Dziś stanowi ona ledwie 40% średniego wynagrodzenia a więc minimalny standard jaki zaleca MOP. Po drugie jeśli weźmiemy pod uwagę zakres potrzeb jaki ona ma zaspokajać, bez wątpienia taka kwota na niewiele pozwala i czyni ludzi z niej tak żyjących, jeśli mają na utrzymaniu rodzinę, polską odmianą working poor. Warto w tym momencie sięgnąć do ciekawego raportu Polska Praca 2010 z którego dowiadujemy się, że w latach 1993-2008 rozpiętość między najwyższymi a najniższymi wynagrodzeniami(%) wzrosła z 493,3% w 1993 roku do 794% w 2008 roku ( w 2004 roku różnica wynosiła nawet 825,5%).
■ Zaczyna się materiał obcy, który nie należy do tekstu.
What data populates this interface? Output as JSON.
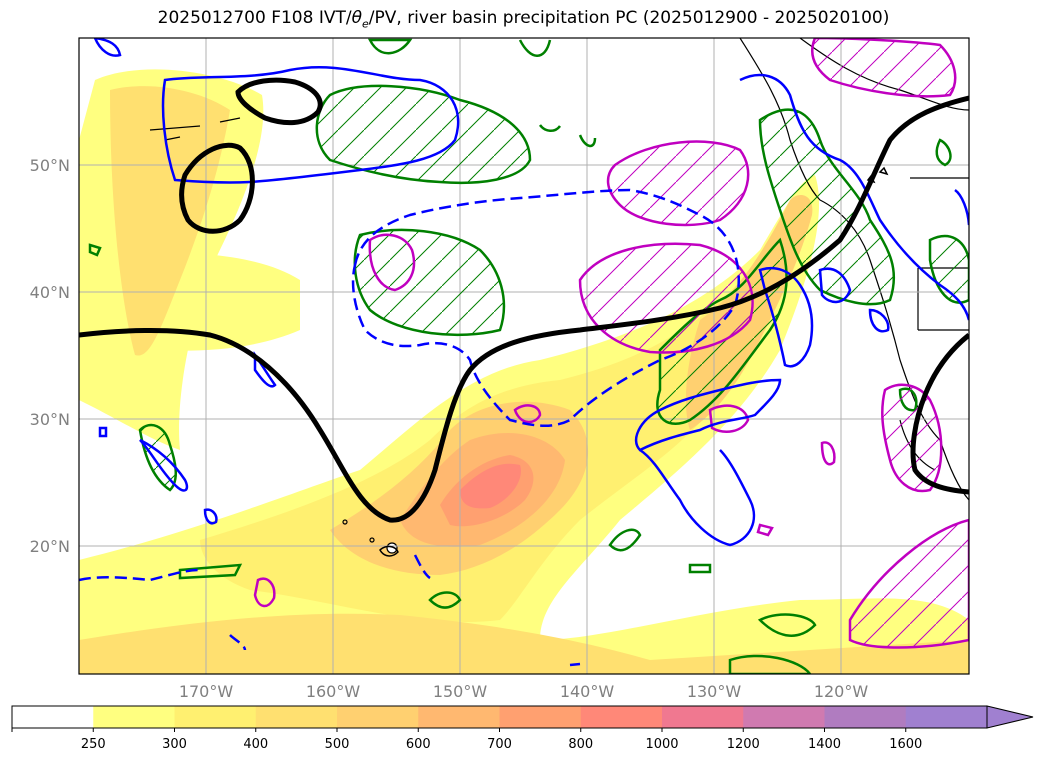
{
  "title": {
    "prefix": "2025012700 F108 IVT/",
    "theta": "θ",
    "theta_sub": "e",
    "suffix": "/PV, river basin precipitation PC (2025012900 - 2025020100)"
  },
  "map": {
    "lat_labels": [
      "50°N",
      "40°N",
      "30°N",
      "20°N"
    ],
    "lon_labels": [
      "170°W",
      "160°W",
      "150°W",
      "140°W",
      "130°W",
      "120°W"
    ],
    "colors": {
      "pv_contour": "#000000",
      "theta_e_solid": "#0000ff",
      "theta_e_dashed": "#0000ff",
      "precip_green": "#008000",
      "precip_magenta": "#c000c0",
      "coast": "#000000",
      "grid": "#b0b0b0"
    }
  },
  "colorbar": {
    "ticks": [
      "250",
      "300",
      "400",
      "500",
      "600",
      "700",
      "800",
      "1000",
      "1200",
      "1400",
      "1600"
    ],
    "colors": [
      "#ffffff",
      "#ffff80",
      "#fff070",
      "#ffe070",
      "#ffd070",
      "#ffb870",
      "#ffa070",
      "#ff8878",
      "#f07890",
      "#d07ab0",
      "#b07cc0",
      "#a080d0"
    ],
    "extend": "max"
  }
}
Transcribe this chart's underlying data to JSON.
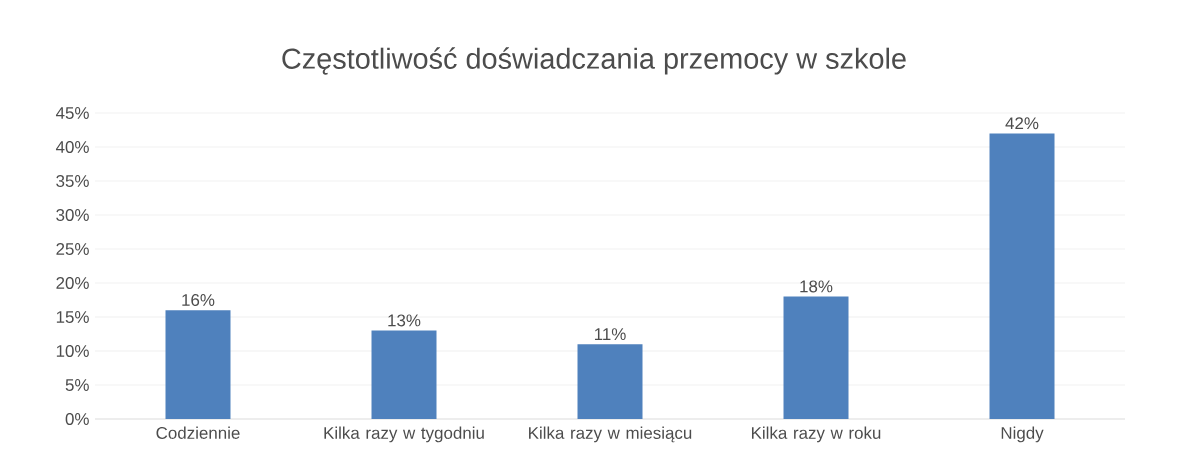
{
  "chart_data": {
    "type": "bar",
    "title": "Częstotliwość doświadczania przemocy w szkole",
    "categories": [
      "Codziennie",
      "Kilka razy w tygodniu",
      "Kilka razy w miesiącu",
      "Kilka razy w roku",
      "Nigdy"
    ],
    "values": [
      16,
      13,
      11,
      18,
      42
    ],
    "value_labels": [
      "16%",
      "13%",
      "11%",
      "18%",
      "42%"
    ],
    "color": "#4f81bd",
    "ylim": [
      0,
      45
    ],
    "yticks": [
      {
        "value": 0,
        "label": "0%"
      },
      {
        "value": 5,
        "label": "5%"
      },
      {
        "value": 10,
        "label": "10%"
      },
      {
        "value": 15,
        "label": "15%"
      },
      {
        "value": 20,
        "label": "20%"
      },
      {
        "value": 25,
        "label": "25%"
      },
      {
        "value": 30,
        "label": "30%"
      },
      {
        "value": 35,
        "label": "35%"
      },
      {
        "value": 40,
        "label": "40%"
      },
      {
        "value": 45,
        "label": "45%"
      }
    ],
    "grid": true
  }
}
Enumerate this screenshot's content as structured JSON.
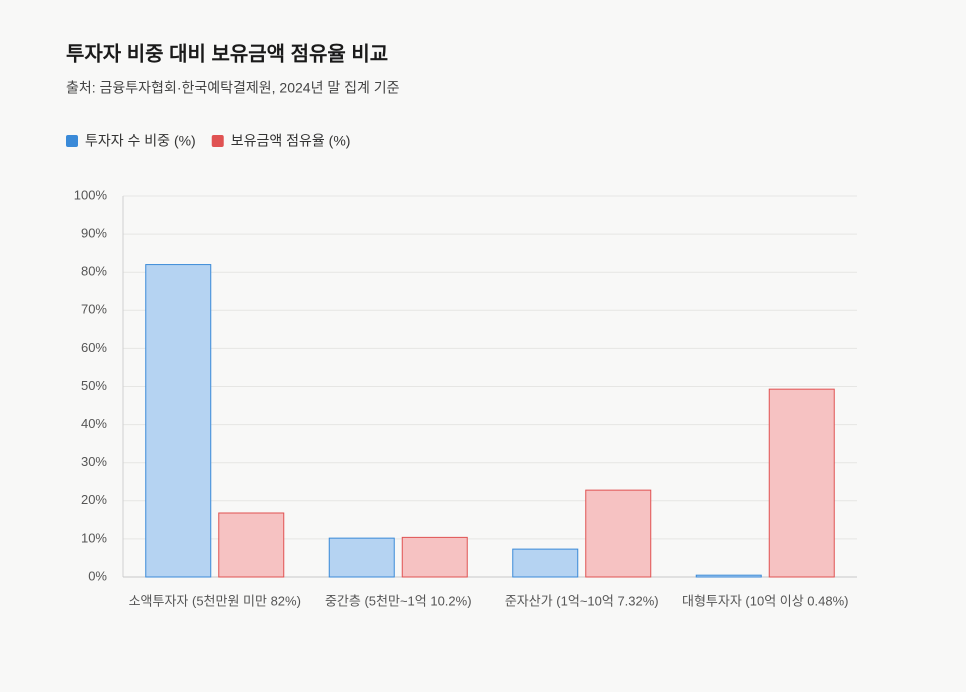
{
  "chart_data": {
    "type": "bar",
    "title": "투자자 비중 대비 보유금액 점유율 비교",
    "subtitle": "출처: 금융투자협회·한국예탁결제원, 2024년 말 집계 기준",
    "categories": [
      "소액투자자 (5천만원 미만 82%)",
      "중간층 (5천만~1억 10.2%)",
      "준자산가 (1억~10억 7.32%)",
      "대형투자자 (10억 이상 0.48%)"
    ],
    "series": [
      {
        "name": "투자자 수 비중 (%)",
        "color": "#3a8ad8",
        "fill": "#b5d3f2",
        "values": [
          82,
          10.2,
          7.32,
          0.48
        ]
      },
      {
        "name": "보유금액 점유율 (%)",
        "color": "#e05252",
        "fill": "#f6c2c2",
        "values": [
          16.8,
          10.4,
          22.8,
          49.3
        ]
      }
    ],
    "ylim": [
      0,
      100
    ],
    "yticks": [
      {
        "value": 0,
        "label": "0%"
      },
      {
        "value": 10,
        "label": "10%"
      },
      {
        "value": 20,
        "label": "20%"
      },
      {
        "value": 30,
        "label": "30%"
      },
      {
        "value": 40,
        "label": "40%"
      },
      {
        "value": 50,
        "label": "50%"
      },
      {
        "value": 60,
        "label": "60%"
      },
      {
        "value": 70,
        "label": "70%"
      },
      {
        "value": 80,
        "label": "80%"
      },
      {
        "value": 90,
        "label": "90%"
      },
      {
        "value": 100,
        "label": "100%"
      }
    ],
    "grid": true,
    "legend": "top-left"
  }
}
Oznacza to, że ludzie z najwyższego decyla płacowego zarabiają 8 razy więcej niż ci z najniższego, podczas gdy 15 lat temu była to tylko pięciorokrotność.( Polska Praca 2020, s.28) W Kontekście tego co mówił prof. Bugaj o tym, że minimalne płace powinny być w jakimś sensownym związku z płacami najwyższym, widzimy, że u nas tendencja jest negatywna, w kierunku rosnącej rozpiętości płacowej. Nic dziwnego, że we wskaźnikach Giniego mierzącym poziom rozwarstwienia dochodowego przekraczamy na niekorzyść standard dla krajów OECD i sytuujemy się na poziomie USA, niewiele niżej niż Meksyk.(por.Polska Praca, s.46) Choć na ten wskaźnik wpływ mają nie tylko płace ale też inne źródła dochodu jak transfery społeczne, również u nas na niskim poziomie. Nie mniej niskie płace też robią swoje. Według przytoczonych w raporcie danych z Eurostatu w 2008 roku ubóstwo dotkało 11% pracowników pracujących na pełny etat. Większy udział był jednie w Grecji i Rumunii, podczas gdy u naszego czeskiego sąsiada ten wskaźnik wyniósł 3% ( por.Polska Praca 2010, s.22). Oznacza to że nawet podjęcie pełnoetatowej pracy nie gwarantuje wyjścia z ubóstwa.

Może to na dłuższą metę powodować zniechęcenie do podejmowania pracy i sprzyjać postawom pasywnym, mimo promowanego przez rządzącą formację modelu workfare (welfare to work) a więc państwa motywującego do podjęcia pracy. Czy wobec tych danych faktycznie możemy mówić, że polskie minimalne wynagrodzenia są wysokie a oczekiwania ich podniesienia wygórowane? Zawsze gdy podniesiemy płace minimalną albo na przykład podatki dla najbogatszych, ich rzecznicy powiedzą, że jest to ‘’socjalizm’’ i że w dodatku nieskuteczny, po i tak ci w najlepszej sytuacji ominą te zapisy. Czy jednak z tego ostatniego faktu ( który niestety miewa miejsce) mamy czynić normę do której mamy dopasowywać tworzenie prawa w obszarze spraw społecznych? Czy jest to rzecz, którą należy usprawiedliwiać jako zupełnie naturalne i uprawione działania ze strony tych którzy znaleźni się na górze drabiny społecznej? Czy więc sam fakt walki o poprawę sytuacji płacowej jest w świetle tego jest problemem, czy to, że walka ta ( podejmowana w cywilizowanych ramach trójstronnego dialogu zresztą) okazuje się wciąż nieskuteczna?

W sprawie tej nie chodzi tylko o minimalną płacę, ale także o minimalną przyzwoitość.